Bill Downs from the U.S.S. Randolph
|The recovery team stands on the U.S.S. Randolph for John Glenn's historic orbital spaceflight mission, February 20, 1962|
From The Kansas City Kansan, March 2, 1962:
This and That Around Town
In the Telecast of the Historical Achievement of Col. John Glenn, Jr., a Local Boy Was on the First Team
"We take you now to the aircraft carrier, Randolph and Bill Downs."
It was Walter Cronkite, ace of the CBS staff speaking, as he directed coverage of the orbital flight of Col. John Glenn, Jr., on February 20.
To thousands of TV viewers the name "Bill Downs" meant merely another member of the first team that had been assigned to coverage of this historical event. To hundreds of local residents it meant Bill Downs, former schoolmate, close friend, good guy, crackerjack newspaperman and top-flight radio and television broadcaster.
Bill, whose rating in his profession would be comparable to Roger Maris, Mickey Mantle and some of the other select major leaguers, is the son of Mr. and Mrs. William Downs, [address]. Mr. Downs is a member and former chairmen of the city civil service commission.
Bill served briefly on the staff of the Kansan, then joined the United Press as a reporter following his graduation from the University of Kansas in 1936. He was stationed at the Denver and New York bureaus before he was assigned to London.
It was in London that Bill met Edward R. Murrow, the famed Person to Person announcer, now doing a public information stint for the government. Murrow was impressed by Bill's ability as a reporter, his distinctive voice and his all-around radio qualifications.
Bill changed from writing about international events to telling about them and over a span of a quarter century has broadcast from Moscow, Rome—virtually every place in the globe.
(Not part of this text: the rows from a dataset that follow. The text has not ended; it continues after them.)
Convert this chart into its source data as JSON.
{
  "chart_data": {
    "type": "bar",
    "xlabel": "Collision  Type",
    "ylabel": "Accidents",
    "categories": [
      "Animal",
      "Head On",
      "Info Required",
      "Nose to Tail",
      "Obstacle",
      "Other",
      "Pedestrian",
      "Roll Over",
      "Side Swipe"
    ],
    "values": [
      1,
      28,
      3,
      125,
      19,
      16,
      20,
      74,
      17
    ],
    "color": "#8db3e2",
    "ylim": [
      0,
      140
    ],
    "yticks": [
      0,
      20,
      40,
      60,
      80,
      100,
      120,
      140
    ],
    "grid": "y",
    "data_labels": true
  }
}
During the war he was assigned to the American and British armies in their far-flung battles.
A close friend of the late Clarence A. Mott, Bill and Clarence promoted presentation here that antedated the popular panel shows of today. It was at the Legion hall at Hiawatha and Quindaro.
Bill, home from a foreign assignment, was interviewed by the late Clyde Roberts, who, for years was assistant manager of the local news office of The Star and by a Kansan reporter. Later members of the Third Ward Republican club joined in the questioning.
Around the world assignments keep Bill on a constant alert and the demands of his job allow for only infrequent trips here. He visited with his parents Christmas Day.
As a member of the No. 1 team Bill will be heard from when big things are happening. It gives more meaning to the events to his many friends who can say:
"I know him. He's from Kansas City, Kansas."